Data science is a versatile field and a career in this field is about data, decision-making, statistics, and calculations. It involves different tasks related to working with data by using different features and tools to take the company to new heights. It is a new area and most of the students wonder about the ways they can pursue a career in this field. Here is a detailed guide to building a data science career, which you can use to understand the concept of data science and job roles performed by data science professionals. Depending on your interests and education, you can choose a job role in this field.
What is data science?
Data science is a field of study that binds knowledge of statistics, programming skills, and domain expertise to extract meaningful information. It is about extracting, evaluating, managing, storing, and visualizing data to generate insights. These insights help organizations to make data-driven decisions. This field uses unstructured and structured data that has its roots in computer science, math, and statistics. Currently, as per an IBM report, there is an abundance of various positions in this field at 14.3 percent with a lucrative pay scale and is a highly in-demand career.

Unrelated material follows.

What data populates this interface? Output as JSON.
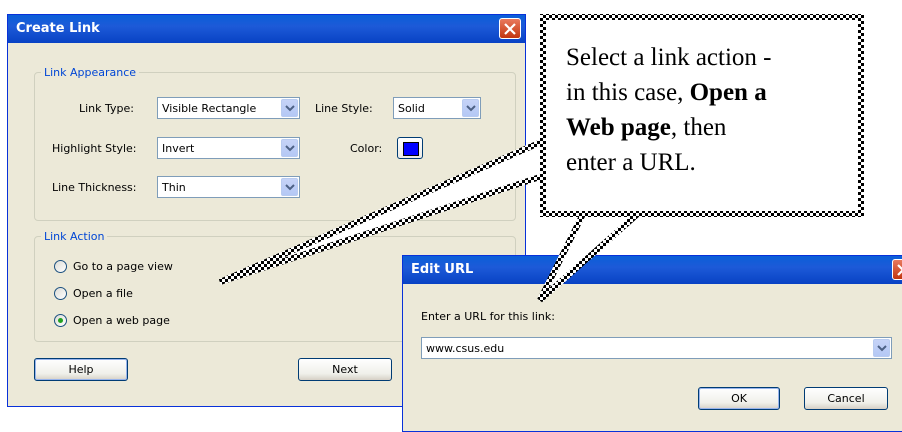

How to build a career in data science
Let’s explore the qualifications, salaries, skills, and job roles required for professionals seeking a data science career.
If you are someone who likes to work with numbers and is familiar with basic concepts of statistics and math, you can become a data science professional. Here are a few tips that can help you start a career in this field:
- You need to have a bachelor’s degree in statistics, computer science, math, engineering, technology, and related fields
- You can pursue internships with any data science company
- Take up online data science courses and earn relevant certifications
- Be aware of the basics of computer vision, speech processing, natural language processing, and bioinformatics, and other important aspects
- You can also opt for an MBA in data science.
One can get paid handsomely in data science as it is a highly in-demand field these days while the supply is comparatively low. According to Glassdoor, the average salary of a data scientist at McKinsey ranges from USD 90,000 to 1,20,000 per year.
Data science skills
There are certain data science skills one must be proficient in to work in this field:
You will require strong programming skills as a data scientist or an analyst as most of the organizations will expect you to be well-worse in R and Python as well as other programming languages. Basic functions and syntax, object-oriented programming, libraries, and flow control statements all of these data science skills fall under this umbrella.
Machine learning methods
While being an expert in this area is not specifically required, but it is always preferred to have a familiarity with logistic regression, decision trees, and other elements enabled by machine learning. Potential recruiters will be looking for such skills.
Math and statistics
Any data-driven business will expect you to understand different approaches to statistics including statistical tests and distributors to make decisions and provide recommendations. Linear algebra and calculus are vital as they’re both tied to machine learning algorithms.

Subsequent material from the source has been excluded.